Cybersecurity has become one of the most critical aspects of modern technological infrastructure [1]. As digital systems evolve, so do the methods employed by cybercriminals, leading to increasingly sophisticated and dynamic threats [2]. Traditional cybersecurity approaches, which typically rely on single-source data such as network traffic or system logs, struggle to keep pace with the complexity of these modern threats [3-6]. In the face of rapid technological advancements, a shift towards cross-modality threat analysis has emerged as a necessary solution [7,8]. This approach combines multiple types of data from different sources, such as behavioral patterns, biometric data, and network interactions, to gain a more holistic understanding of potential threats [9]. The integration of various data modalities enables better identification of patterns, anomalies, and suspicious activities, offering more comprehensive insights compared to conventional analysis techniques [10].

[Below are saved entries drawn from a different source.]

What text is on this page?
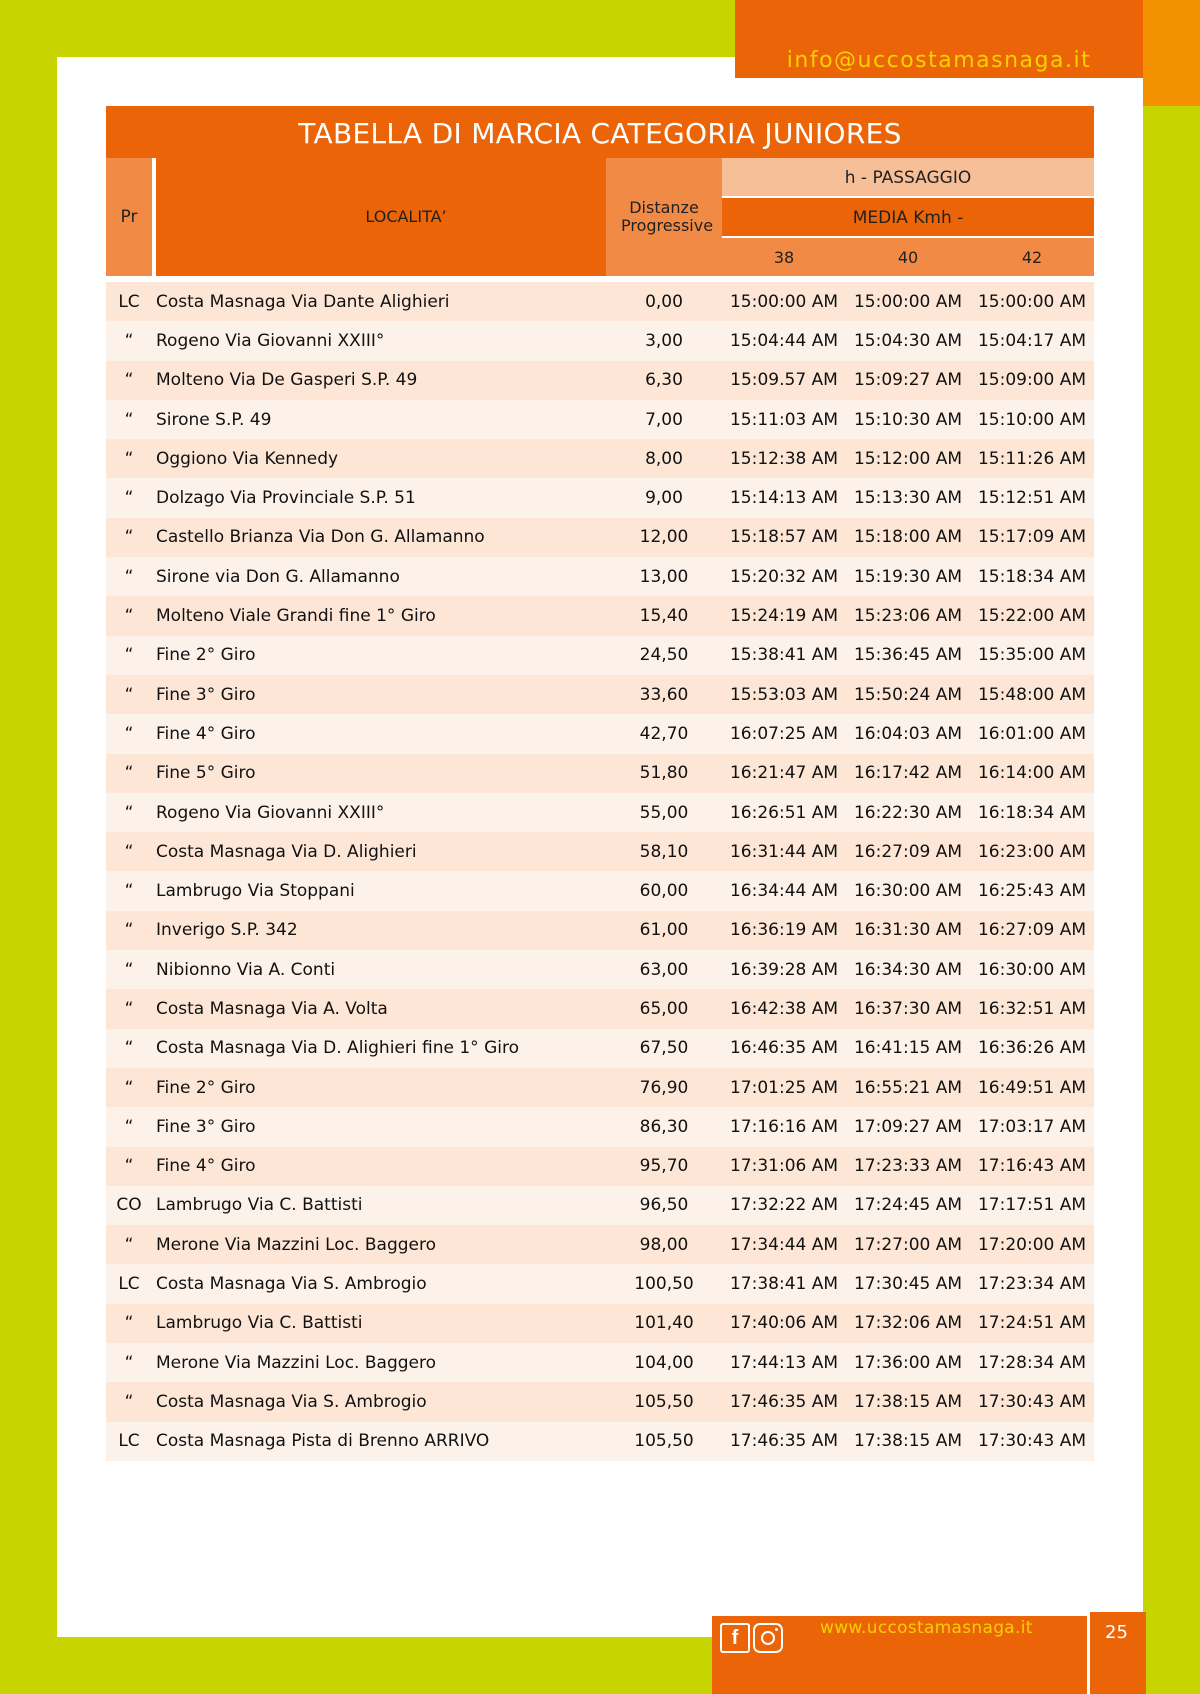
info@uccostamasnaga.it
TABELLA DI MARCIA CATEGORIA JUNIORES
Pr	LOCALITA’	Distanze Progressive
h - PASSAGGIO
MEDIA Kmh -
38	40	42
LC Costa Masnaga Via Dante Alighieri	0,00	15:00:00 AM 15:00:00 AM 15:00:00 AM
“	Rogeno Via Giovanni XXIII°	3,00	15:04:44 AM 15:04:30 AM 15:04:17 AM
“	Molteno Via De Gasperi S.P. 49	6,30	15:09.57 AM 15:09:27 AM 15:09:00 AM
“	Sirone S.P. 49	7,00	15:11:03 AM 15:10:30 AM 15:10:00 AM
“	Oggiono Via Kennedy	8,00	15:12:38 AM 15:12:00 AM 15:11:26 AM
“	Dolzago Via Provinciale S.P. 51	9,00	15:14:13 AM 15:13:30 AM 15:12:51 AM
“	Castello Brianza Via Don G. Allamanno	12,00	15:18:57 AM 15:18:00 AM 15:17:09 AM
“	Sirone via Don G. Allamanno	13,00	15:20:32 AM 15:19:30 AM 15:18:34 AM
“	Molteno Viale Grandi fine 1° Giro	15,40	15:24:19 AM 15:23:06 AM 15:22:00 AM
“	Fine 2° Giro	24,50	15:38:41 AM 15:36:45 AM 15:35:00 AM
“	Fine 3° Giro	33,60	15:53:03 AM 15:50:24 AM 15:48:00 AM
“	Fine 4° Giro	42,70	16:07:25 AM 16:04:03 AM 16:01:00 AM
“	Fine 5° Giro	51,80	16:21:47 AM 16:17:42 AM 16:14:00 AM
“	Rogeno Via Giovanni XXIII°	55,00	16:26:51 AM 16:22:30 AM 16:18:34 AM
“	Costa Masnaga Via D. Alighieri	58,10	16:31:44 AM 16:27:09 AM 16:23:00 AM
“	Lambrugo Via Stoppani	60,00	16:34:44 AM 16:30:00 AM 16:25:43 AM
“	Inverigo S.P. 342	61,00	16:36:19 AM 16:31:30 AM 16:27:09 AM
“	Nibionno Via A. Conti	63,00	16:39:28 AM 16:34:30 AM 16:30:00 AM
“	Costa Masnaga Via A. Volta	65,00	16:42:38 AM 16:37:30 AM 16:32:51 AM
“	Costa Masnaga Via D. Alighieri fine 1° Giro	67,50	16:46:35 AM 16:41:15 AM 16:36:26 AM
“	Fine 2° Giro	76,90	17:01:25 AM 16:55:21 AM 16:49:51 AM
“	Fine 3° Giro	86,30	17:16:16 AM 17:09:27 AM 17:03:17 AM
“	Fine 4° Giro	95,70	17:31:06 AM 17:23:33 AM 17:16:43 AM
CO Lambrugo Via C. Battisti	96,50	17:32:22 AM 17:24:45 AM 17:17:51 AM
“	Merone Via Mazzini Loc. Baggero	98,00	17:34:44 AM 17:27:00 AM 17:20:00 AM
LC Costa Masnaga Via S. Ambrogio	100,50	17:38:41 AM 17:30:45 AM 17:23:34 AM
“	Lambrugo Via C. Battisti	101,40	17:40:06 AM 17:32:06 AM 17:24:51 AM
“	Merone Via Mazzini Loc. Baggero	104,00	17:44:13 AM 17:36:00 AM 17:28:34 AM
“	Costa Masnaga Via S. Ambrogio	105,50	17:46:35 AM 17:38:15 AM 17:30:43 AM
LC Costa Masnaga Pista di Brenno ARRIVO	105,50	17:46:35 AM 17:38:15 AM 17:30:43 AM
f	www.uccostamasnaga.it	25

Cross-modality analysis in cybersecurity refers to the process of integrating and analyzing diverse data source such as visual, audio, text, and behavioral data detect cyber threats [11]. Unlike traditional methods that focus on isolated data types, cross-modality analysis allows for the fusion of multiple data streams, each contributing unique insights into the detection of potential security risks [12,13]. For example, by combining network traffic data with user behavior analytics or biometric data, cybersecurity systems can identify subtle signs of malicious activities that not be apparent when analyzing a single type of data [14]. This approach enhances the accuracy and efficiency of threat detection, enabling cybersecurity professionals to address complex security challenges with a more data-driven and adaptive approach [15,16].